Oxidative stress-induced cyclin D1 depletion and its role in cell cycle processing

• Published in: Biochimica et biophysica acta Vol. 1830; no. 11; pp. 5316 - 5325
• Main Authors: Pyo, Chul-Woong, Choi, Joon Hwan, Oh, Sang-Muk, Choi, Sang-Yun
• Format: Journal Article
• Language: English
• Published: Netherlands Elsevier B.V 01.11.2013
• Subjects: Cell cycle; Cell Cycle - genetics; Cell Cycle - physiology; cell cycle checkpoints; Cell Cycle Checkpoints - genetics; Cell Cycle Checkpoints - physiology; Cell Line; Cell Line, Tumor; Checkpoint Kinase 1; Chk1; Cyclin D1 - genetics; Cyclin D1 - metabolism; cyclins; DNA damage; eIF-2 Kinase - genetics; eIF-2 Kinase - metabolism; G2 Phase - genetics; G2 Phase - physiology; gene silencing; HEK293 Cells; HeLa Cells; Humans; hydrogen peroxide; Hydrogen Peroxide - metabolism; interphase; Oxidative stress; Oxidative Stress - genetics; Oxidative Stress - physiology; Proteasome Endopeptidase Complex - genetics; Proteasome Endopeptidase Complex - metabolism; Proteasome Endopeptidase Complex - physiology; Protein Kinases - genetics; Protein Kinases - metabolism; proteinase inhibitors; Proteolysis; Reactive Oxygen Species - metabolism; Transcription Factors - genetics; Transcription Factors - metabolism; translation (genetics); Translational repression; Ubiquitin - metabolism; Oxidative stress; Translational repression; Chk1; Proteolysis; Cell cycle
• ISSN: 0304-4165; 0006-3002; 1872-8006
• DOI: 10.1016/j.bbagen.2013.07.030

Cyclin D1 is immediately down-regulated in response to reactive oxygen species (ROS) and implicated in the induction of cell cycle arrest in G2 phase by an unknown mechanism.

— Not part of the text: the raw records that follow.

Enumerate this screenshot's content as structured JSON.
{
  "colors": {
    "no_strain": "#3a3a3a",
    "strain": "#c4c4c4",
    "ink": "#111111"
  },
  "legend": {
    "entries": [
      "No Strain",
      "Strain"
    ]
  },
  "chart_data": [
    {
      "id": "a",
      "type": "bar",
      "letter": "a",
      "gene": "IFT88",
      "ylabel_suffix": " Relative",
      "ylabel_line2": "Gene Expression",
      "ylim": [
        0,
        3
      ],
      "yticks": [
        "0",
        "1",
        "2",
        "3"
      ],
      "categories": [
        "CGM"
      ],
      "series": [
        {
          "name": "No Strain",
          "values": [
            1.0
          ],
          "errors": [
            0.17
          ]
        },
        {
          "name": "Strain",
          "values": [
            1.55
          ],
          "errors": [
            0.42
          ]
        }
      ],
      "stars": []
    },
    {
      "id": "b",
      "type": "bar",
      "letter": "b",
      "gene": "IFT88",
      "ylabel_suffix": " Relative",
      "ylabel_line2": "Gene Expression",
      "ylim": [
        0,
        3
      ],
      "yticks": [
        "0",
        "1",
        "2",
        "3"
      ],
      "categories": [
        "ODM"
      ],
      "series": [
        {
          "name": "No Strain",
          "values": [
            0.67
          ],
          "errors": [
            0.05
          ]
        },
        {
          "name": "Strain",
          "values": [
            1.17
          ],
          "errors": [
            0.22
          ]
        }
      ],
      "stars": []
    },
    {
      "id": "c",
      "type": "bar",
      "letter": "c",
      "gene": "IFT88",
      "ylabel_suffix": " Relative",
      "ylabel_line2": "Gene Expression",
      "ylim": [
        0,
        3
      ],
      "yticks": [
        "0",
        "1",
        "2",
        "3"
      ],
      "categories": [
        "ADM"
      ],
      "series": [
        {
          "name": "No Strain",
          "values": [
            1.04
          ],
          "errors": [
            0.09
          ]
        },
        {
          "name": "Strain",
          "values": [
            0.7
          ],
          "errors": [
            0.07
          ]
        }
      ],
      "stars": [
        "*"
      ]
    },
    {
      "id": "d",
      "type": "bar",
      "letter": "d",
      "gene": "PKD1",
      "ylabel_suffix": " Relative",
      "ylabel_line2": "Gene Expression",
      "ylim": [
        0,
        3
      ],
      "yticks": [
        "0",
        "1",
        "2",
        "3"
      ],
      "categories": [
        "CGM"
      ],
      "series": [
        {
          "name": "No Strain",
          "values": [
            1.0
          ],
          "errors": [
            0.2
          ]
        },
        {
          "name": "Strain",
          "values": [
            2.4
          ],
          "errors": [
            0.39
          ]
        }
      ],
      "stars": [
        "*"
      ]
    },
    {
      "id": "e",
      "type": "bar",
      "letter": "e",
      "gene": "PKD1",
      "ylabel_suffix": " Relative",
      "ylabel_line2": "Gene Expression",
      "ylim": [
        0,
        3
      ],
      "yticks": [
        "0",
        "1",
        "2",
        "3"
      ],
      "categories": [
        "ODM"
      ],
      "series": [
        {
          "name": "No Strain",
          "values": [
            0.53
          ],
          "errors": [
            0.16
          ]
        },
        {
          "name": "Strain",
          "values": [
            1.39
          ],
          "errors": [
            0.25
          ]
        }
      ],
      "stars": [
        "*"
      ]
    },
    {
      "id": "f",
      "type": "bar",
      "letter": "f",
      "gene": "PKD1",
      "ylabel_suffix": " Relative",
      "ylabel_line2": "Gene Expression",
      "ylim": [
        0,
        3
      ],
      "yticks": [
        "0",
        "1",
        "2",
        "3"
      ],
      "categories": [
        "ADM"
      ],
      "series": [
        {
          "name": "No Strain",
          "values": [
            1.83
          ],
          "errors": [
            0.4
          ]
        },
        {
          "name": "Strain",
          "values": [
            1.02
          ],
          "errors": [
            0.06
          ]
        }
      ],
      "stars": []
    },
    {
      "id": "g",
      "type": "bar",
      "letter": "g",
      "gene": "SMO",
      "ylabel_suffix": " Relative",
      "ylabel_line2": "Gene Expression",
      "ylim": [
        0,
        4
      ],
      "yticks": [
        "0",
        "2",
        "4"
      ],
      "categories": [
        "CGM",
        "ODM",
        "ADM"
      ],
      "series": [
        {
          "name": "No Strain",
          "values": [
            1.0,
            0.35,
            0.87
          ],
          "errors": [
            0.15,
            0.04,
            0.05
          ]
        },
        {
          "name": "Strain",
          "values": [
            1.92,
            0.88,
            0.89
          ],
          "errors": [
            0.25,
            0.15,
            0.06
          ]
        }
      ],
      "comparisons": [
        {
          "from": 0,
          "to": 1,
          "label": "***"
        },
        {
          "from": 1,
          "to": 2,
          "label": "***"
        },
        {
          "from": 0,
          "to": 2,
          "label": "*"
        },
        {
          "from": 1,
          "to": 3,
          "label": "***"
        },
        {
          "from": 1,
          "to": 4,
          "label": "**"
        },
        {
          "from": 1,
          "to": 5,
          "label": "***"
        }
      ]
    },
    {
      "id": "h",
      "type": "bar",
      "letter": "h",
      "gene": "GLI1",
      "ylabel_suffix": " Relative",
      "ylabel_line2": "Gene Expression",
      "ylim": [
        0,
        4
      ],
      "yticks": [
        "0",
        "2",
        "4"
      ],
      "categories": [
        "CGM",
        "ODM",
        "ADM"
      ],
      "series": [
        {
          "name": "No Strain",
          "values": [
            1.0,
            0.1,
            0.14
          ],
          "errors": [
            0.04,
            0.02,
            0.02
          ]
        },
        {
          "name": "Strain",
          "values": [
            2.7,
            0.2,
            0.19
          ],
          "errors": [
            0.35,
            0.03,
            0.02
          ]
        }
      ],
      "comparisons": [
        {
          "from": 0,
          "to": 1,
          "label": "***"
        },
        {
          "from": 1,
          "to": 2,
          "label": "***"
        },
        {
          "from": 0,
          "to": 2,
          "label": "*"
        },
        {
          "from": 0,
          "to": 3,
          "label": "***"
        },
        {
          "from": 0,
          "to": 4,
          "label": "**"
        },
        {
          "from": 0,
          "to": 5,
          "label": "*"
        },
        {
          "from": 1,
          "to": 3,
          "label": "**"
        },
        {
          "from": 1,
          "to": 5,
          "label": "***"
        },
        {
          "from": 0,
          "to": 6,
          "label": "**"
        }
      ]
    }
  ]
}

Either treatment with a protease inhibitor alone or expression of protease-resistant cyclin D1 T286A resulted in only a partial relief from the ROS-induced cell cycle arrest, indicating the presence of an additional control mechanism. Cells were exposed to hydrogen peroxide (H2O2), and analyzed to assess the changes in cyclin D1 level and its effects on cell cycle processing by kinase assay, de novo synthesis, gene silencing, and polysomal analysis, etc. Exposure of cells to excessive H2O2 induced ubiquitin-dependent proteasomal degradation of cyclin D1, which was subsequently followed by translational repression. This dual control mechanism was found to contribute to the induction of cell cycle arrest in G2 phase under oxidative stress. Silencing of an eIF2α kinase PERK significantly retarded cyclin D1 depletion, and contributed largely to rescuing cells from G2 arrest. Also the cyclin D1 level was found to be correlated with Chk1 activity. In addition to an immediate removal of the pre-existing cyclin D1 under oxidative stress, the following translational repression appear to be required for ensuring full depletion of cyclin D1 and cell cycle arrest. Oxidative stress-induced cyclin D1 depletion is linked to the regulation of G2/M transit via the Chk1–Cdc2 DNA damage checkpoint pathway. The control of cyclin D1 is a gate keeping program to protect cells from severe oxidative damages. •Cyclin D1 depletion is implicated in ROS-induced cell cycle arrest.•Exposure of cells to ROS immediately induced proteolysis of cyclin D1.•Exposure to excessive ROS activated Perk-mediated translation repression.•Cyclin D1 is linked to the regulation of G2/M transit via the Chk1 pathway.